Strain-stiffening polymer structures for orthotics

In this project, we were able to develop a material with a unique mechanical behavior that mimics the actin filaments cross-linking in cells in response to deformation that leads to an increase in stiffness via a mechanism called strain-stiffening. Our cell-inspired material offers a strain-stiffening effect that arises from the structure that emulates filament interconnection in a cell’s cytoskeleton that takes place upon deformation. Silicone was used as a synthetic material with a structure comprising parallel and flexible slats that mimic single actin fibers through coming into contact with each other when strained. The slats resemble the cross-linking and bundling of cellular actin fibers due to applied forces to provide additional stiffness to the structure.

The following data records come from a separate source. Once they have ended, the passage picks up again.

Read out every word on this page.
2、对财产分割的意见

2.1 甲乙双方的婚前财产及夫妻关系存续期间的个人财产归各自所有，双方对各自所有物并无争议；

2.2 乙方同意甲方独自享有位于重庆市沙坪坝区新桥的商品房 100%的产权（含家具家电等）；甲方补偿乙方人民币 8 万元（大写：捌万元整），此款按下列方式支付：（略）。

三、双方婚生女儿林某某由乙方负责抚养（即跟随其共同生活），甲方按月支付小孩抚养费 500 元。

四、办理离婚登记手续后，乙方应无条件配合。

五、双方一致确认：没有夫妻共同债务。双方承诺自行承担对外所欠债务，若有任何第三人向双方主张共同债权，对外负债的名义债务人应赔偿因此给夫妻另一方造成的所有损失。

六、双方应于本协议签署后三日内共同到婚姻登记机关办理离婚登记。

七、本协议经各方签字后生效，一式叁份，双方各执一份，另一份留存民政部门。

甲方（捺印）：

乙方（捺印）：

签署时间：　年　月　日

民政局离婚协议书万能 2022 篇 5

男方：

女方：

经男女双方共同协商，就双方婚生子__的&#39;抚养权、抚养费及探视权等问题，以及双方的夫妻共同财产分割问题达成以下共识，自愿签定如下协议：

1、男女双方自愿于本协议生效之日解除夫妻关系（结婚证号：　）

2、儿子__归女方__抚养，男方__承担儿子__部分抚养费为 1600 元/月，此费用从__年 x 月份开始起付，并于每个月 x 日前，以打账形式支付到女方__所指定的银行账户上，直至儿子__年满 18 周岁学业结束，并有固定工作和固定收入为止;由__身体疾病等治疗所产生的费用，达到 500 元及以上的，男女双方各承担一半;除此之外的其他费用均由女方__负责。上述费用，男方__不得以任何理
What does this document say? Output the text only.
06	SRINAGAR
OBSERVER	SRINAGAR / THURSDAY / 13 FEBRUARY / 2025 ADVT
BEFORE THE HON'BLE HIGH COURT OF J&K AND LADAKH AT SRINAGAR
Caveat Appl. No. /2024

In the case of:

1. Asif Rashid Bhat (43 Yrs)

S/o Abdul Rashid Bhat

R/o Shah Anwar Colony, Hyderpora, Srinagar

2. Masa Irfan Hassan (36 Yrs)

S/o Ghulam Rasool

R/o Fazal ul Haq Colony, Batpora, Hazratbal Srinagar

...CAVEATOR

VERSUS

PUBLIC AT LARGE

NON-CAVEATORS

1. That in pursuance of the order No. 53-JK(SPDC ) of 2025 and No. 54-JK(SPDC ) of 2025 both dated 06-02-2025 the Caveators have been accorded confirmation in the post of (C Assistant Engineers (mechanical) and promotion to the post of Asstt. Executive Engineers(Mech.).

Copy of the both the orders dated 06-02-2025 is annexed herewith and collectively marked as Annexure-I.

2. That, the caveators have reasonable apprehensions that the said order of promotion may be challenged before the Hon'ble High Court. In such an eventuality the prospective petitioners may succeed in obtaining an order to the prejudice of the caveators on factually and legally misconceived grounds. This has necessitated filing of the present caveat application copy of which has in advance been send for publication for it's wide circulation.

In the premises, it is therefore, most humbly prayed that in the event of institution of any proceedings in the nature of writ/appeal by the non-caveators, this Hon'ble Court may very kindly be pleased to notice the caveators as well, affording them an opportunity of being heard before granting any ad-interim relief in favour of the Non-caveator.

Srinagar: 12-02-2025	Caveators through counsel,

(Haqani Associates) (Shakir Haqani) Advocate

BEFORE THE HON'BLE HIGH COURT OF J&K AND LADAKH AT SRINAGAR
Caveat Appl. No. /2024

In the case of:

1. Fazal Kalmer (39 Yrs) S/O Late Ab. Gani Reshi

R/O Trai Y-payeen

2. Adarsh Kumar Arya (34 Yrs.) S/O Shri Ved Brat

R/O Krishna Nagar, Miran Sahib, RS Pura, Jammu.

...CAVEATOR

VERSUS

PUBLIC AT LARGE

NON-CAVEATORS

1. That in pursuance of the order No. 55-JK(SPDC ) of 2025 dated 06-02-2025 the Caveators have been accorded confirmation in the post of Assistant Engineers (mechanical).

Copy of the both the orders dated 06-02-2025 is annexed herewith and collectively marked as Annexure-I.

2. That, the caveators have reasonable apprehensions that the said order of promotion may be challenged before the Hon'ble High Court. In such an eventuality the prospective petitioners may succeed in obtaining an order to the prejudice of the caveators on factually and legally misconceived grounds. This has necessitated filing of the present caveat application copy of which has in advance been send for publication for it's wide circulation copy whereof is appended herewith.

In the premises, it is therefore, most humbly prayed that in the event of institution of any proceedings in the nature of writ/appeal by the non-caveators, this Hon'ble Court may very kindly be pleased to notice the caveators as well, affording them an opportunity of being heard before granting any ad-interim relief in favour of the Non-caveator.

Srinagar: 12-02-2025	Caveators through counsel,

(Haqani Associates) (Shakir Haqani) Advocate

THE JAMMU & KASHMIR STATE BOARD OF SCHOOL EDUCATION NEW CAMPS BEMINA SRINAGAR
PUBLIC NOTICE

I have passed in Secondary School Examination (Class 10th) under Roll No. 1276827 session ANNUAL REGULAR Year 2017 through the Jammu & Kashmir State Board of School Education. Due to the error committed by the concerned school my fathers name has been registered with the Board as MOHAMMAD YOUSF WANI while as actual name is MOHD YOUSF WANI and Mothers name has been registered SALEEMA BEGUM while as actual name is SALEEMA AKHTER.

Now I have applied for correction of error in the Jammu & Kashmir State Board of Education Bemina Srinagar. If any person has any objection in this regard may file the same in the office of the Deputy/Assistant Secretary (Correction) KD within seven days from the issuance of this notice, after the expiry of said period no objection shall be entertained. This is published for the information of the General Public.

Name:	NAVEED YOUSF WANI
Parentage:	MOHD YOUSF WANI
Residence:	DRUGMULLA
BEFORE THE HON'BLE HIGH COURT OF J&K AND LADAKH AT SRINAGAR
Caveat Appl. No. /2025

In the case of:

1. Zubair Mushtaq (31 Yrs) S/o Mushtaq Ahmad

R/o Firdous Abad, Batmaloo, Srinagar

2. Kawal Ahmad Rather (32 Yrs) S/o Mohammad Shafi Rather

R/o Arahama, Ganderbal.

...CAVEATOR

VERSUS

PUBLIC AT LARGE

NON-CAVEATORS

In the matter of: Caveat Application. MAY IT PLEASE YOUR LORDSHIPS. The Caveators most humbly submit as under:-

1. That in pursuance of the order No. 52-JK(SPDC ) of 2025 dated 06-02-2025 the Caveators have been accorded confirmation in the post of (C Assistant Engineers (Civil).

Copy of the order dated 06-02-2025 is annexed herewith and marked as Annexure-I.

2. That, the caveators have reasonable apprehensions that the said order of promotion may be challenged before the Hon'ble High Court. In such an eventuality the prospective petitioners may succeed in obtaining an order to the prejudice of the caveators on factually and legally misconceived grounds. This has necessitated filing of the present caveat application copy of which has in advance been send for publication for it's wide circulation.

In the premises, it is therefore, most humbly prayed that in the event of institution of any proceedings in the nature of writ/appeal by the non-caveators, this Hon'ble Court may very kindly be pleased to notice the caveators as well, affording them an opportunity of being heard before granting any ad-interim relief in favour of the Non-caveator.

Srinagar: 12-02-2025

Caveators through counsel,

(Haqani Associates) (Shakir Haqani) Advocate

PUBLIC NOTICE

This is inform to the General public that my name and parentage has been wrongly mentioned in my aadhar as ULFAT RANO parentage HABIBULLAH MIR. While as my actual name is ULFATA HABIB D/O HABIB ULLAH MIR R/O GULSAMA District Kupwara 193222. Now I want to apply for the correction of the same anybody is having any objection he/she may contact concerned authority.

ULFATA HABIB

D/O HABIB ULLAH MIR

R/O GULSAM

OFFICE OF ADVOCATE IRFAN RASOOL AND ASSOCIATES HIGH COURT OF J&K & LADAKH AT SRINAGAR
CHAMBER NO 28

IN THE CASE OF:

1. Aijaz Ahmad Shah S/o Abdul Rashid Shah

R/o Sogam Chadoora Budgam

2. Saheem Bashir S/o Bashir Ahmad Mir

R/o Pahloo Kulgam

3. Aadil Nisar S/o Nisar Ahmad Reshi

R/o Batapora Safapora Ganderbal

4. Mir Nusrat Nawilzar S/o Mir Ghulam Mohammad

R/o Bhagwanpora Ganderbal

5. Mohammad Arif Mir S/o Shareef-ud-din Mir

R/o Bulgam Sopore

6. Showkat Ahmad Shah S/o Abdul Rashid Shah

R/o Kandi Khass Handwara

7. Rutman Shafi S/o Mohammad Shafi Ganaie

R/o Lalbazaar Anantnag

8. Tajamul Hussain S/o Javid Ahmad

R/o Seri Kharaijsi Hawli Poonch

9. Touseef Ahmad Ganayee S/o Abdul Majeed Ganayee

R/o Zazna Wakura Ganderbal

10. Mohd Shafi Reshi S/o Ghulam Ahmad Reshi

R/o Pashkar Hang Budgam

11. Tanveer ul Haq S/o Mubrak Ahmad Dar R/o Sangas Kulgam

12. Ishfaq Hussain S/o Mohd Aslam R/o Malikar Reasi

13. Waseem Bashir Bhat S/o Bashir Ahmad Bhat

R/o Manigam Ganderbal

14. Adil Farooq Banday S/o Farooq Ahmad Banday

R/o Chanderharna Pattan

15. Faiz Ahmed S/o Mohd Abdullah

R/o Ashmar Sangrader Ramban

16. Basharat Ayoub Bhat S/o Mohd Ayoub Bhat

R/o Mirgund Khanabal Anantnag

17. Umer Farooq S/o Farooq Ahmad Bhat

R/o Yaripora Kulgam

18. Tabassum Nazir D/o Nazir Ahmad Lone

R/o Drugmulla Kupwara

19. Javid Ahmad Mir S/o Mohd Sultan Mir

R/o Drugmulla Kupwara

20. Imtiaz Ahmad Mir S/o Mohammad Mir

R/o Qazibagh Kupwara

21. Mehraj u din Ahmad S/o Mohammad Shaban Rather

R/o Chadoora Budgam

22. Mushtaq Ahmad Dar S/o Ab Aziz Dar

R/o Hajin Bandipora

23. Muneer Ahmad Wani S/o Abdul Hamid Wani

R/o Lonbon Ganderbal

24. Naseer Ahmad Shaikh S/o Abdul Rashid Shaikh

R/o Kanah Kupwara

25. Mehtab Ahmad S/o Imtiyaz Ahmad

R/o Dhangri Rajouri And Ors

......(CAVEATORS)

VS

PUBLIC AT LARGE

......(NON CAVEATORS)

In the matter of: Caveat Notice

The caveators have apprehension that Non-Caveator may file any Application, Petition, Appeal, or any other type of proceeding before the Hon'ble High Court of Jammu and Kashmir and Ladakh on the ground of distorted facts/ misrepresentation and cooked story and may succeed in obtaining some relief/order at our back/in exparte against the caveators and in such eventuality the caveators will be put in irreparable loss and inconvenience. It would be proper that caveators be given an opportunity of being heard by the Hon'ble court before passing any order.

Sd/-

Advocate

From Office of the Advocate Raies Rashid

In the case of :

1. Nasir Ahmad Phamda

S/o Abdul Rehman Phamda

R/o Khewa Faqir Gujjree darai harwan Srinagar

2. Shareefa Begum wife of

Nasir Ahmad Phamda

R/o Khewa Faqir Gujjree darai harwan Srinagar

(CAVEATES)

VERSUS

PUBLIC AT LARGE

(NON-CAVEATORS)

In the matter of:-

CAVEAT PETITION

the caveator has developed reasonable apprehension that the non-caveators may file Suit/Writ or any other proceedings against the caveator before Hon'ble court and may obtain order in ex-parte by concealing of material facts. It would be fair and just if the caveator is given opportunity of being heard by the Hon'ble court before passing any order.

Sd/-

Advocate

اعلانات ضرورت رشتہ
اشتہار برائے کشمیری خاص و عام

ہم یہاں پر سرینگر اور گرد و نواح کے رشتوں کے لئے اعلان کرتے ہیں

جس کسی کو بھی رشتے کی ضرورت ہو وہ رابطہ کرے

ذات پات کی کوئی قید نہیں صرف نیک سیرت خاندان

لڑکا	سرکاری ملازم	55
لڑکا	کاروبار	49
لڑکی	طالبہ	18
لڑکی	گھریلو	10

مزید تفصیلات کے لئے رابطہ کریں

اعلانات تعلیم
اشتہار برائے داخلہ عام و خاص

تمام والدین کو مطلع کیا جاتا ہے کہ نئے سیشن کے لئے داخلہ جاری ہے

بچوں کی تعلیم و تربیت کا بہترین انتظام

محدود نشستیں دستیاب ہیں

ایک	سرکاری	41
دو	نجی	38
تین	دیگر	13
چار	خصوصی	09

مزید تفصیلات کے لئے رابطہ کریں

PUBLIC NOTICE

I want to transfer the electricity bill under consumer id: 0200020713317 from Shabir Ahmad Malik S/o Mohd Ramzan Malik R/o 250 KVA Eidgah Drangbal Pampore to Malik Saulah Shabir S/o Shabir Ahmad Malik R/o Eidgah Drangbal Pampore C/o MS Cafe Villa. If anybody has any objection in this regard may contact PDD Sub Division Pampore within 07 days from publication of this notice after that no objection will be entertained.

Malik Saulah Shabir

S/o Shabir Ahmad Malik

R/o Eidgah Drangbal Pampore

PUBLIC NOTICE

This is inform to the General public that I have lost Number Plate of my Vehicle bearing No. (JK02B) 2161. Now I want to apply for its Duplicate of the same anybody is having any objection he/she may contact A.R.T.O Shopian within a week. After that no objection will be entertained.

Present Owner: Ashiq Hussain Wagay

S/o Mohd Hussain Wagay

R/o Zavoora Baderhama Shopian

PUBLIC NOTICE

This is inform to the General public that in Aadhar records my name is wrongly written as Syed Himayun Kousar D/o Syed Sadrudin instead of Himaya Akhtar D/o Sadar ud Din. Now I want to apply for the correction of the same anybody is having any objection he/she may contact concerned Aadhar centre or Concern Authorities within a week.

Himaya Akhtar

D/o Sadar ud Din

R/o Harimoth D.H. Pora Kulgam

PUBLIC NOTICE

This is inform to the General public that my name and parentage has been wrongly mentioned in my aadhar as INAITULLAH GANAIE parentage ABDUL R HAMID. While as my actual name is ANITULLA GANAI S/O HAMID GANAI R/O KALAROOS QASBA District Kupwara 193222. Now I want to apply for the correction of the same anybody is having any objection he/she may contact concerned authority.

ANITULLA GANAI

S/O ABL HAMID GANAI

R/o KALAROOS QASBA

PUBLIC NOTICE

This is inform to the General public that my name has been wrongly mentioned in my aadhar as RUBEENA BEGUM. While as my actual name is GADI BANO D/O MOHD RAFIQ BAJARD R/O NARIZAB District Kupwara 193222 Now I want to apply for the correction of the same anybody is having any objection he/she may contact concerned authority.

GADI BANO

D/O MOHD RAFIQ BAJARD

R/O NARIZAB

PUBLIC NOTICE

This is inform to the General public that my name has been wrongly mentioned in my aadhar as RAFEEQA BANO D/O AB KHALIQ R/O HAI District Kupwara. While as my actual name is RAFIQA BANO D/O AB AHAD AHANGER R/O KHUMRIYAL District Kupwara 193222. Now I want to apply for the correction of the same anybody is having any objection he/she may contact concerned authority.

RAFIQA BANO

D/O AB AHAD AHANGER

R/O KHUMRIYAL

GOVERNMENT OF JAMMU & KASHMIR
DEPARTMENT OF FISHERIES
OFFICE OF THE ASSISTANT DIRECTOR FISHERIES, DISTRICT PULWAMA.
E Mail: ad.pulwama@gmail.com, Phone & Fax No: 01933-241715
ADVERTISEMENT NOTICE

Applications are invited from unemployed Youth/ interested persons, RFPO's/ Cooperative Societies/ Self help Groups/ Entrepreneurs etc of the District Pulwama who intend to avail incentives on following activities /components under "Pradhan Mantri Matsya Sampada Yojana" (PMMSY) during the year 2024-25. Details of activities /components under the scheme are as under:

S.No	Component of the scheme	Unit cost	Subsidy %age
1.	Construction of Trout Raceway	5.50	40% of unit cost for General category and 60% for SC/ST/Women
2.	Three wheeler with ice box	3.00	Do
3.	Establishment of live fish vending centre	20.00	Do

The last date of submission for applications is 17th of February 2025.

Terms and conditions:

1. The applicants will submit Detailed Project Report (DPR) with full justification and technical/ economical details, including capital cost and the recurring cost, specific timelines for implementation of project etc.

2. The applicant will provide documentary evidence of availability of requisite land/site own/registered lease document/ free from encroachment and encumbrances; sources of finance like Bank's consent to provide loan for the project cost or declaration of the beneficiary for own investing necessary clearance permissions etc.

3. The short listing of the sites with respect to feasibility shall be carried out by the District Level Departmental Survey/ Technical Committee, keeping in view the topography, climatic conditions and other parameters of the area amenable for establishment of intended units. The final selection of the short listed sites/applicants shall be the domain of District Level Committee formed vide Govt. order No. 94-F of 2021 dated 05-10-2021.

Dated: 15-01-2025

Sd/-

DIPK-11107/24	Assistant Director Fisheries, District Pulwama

The strain-stiffening mechanism in our material is reversible, material- and deformation-speed independent and allows for the attenuation of the effect through changing the structure size and geometry. With a relatively easy, high-throughput process, we were able to fabricate structures in varying scales (µm to cm). Both computational modelling and experimental investigations were performed in this study to examine the impact of different geometrical parameters on the strain-stiffening mechanism of our structure. As this mechanism is an intrinsic feature in our material that requires no additional chemical reagents, these structures have great potential in the field of orthotics and soft robotics systems. Contacts to industry have been made and are being continued.